Siempre quieta y a la vez tan cambiante... gran cuna de vida y muerte...
Es ella a quien nos empeñamos en destruir. De quien cogemos todo aquello que creemos necesario, y a quien damos la espalda. Nos creemos grandes independientes. Nosotros, que caminamos erguidos, hemos olvidado que venimos del suelo, de la tierra. Demasiada prisa por elevar la vista hacia el cielo.
Sin embargo, somos nosotros los que después de tanto, acabamos volviendo a ella para volcarnos, para vaciarnos y volver a sentirnos llenos. Somos nosotros quienes buscamos segundos de nuestro tiempo para llegar, y con un último aliento, absorber todo aquello de lo que nosotros carecemos.
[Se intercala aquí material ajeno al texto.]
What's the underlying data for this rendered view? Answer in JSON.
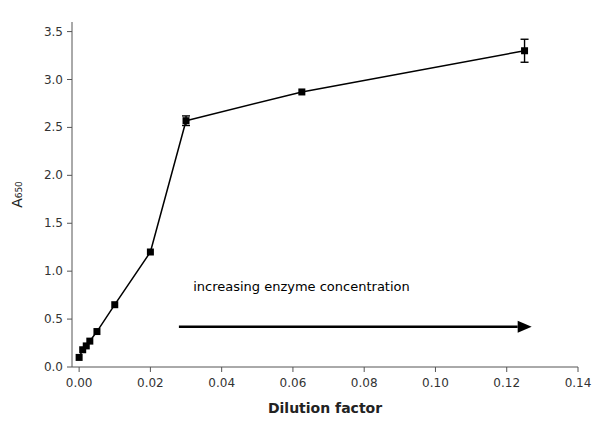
{
  "chart_data": {
    "type": "line",
    "x": [
      0.0,
      0.001,
      0.002,
      0.003,
      0.005,
      0.01,
      0.02,
      0.03,
      0.0625,
      0.125
    ],
    "values": [
      0.1,
      0.18,
      0.22,
      0.27,
      0.37,
      0.65,
      1.2,
      2.57,
      2.87,
      3.3
    ],
    "yerr": [
      0.0,
      0.0,
      0.0,
      0.0,
      0.0,
      0.0,
      0.0,
      0.05,
      0.0,
      0.12
    ],
    "color": "#000000",
    "marker": "square",
    "xlim": [
      -0.002,
      0.14
    ],
    "ylim": [
      0.0,
      3.6
    ],
    "xticks": [
      {
        "value": 0.0,
        "label": "0.00"
      },
      {
        "value": 0.02,
        "label": "0.02"
      },
      {
        "value": 0.04,
        "label": "0.04"
      },
      {
        "value": 0.06,
        "label": "0.06"
      },
      {
        "value": 0.08,
        "label": "0.08"
      },
      {
        "value": 0.1,
        "label": "0.10"
      },
      {
        "value": 0.12,
        "label": "0.12"
      },
      {
        "value": 0.14,
        "label": "0.14"
      }
    ],
    "yticks": [
      {
        "value": 0.0,
        "label": "0.0"
      },
      0.5,
      {
        "value": 1.0,
        "label": "1.0"
      },
      1.5,
      {
        "value": 2.0,
        "label": "2.0"
      },
      2.5,
      {
        "value": 3.0,
        "label": "3.0"
      },
      3.5
    ],
    "x_label": "Dilution factor",
    "y_label": "A₆₅₀",
    "grid": false,
    "annotations": [
      {
        "text": "increasing enzyme concentration",
        "x": 0.032,
        "y": 0.76,
        "arrow": {
          "x_start": 0.028,
          "x_end": 0.127,
          "y": 0.42
        }
      }
    ]
  }
}
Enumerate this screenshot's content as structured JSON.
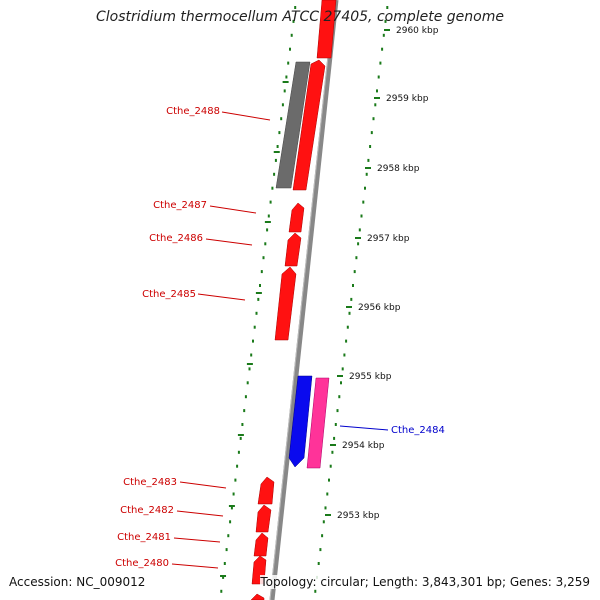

Somos nosotros los que necesitamos de tus murmullos para calmar nuestros gritos silenciados. Sonido de olas, viento entre los árboles, gotas de lluvia que caen en los charcos... es increible lo que puede llegar a sosegarnos...
Pero cuando nos sentimos llenos. Cuando se calmaron los gritos de nuestro interior. Cuando parece que finalmente hemos dejado a un lado todo aquello que nos pesaba... cuando tenemos más fuerza para mover montañas...
es cuando volvemos
de nuevo
a darnos la vuelta y a mirar hacia otro lado.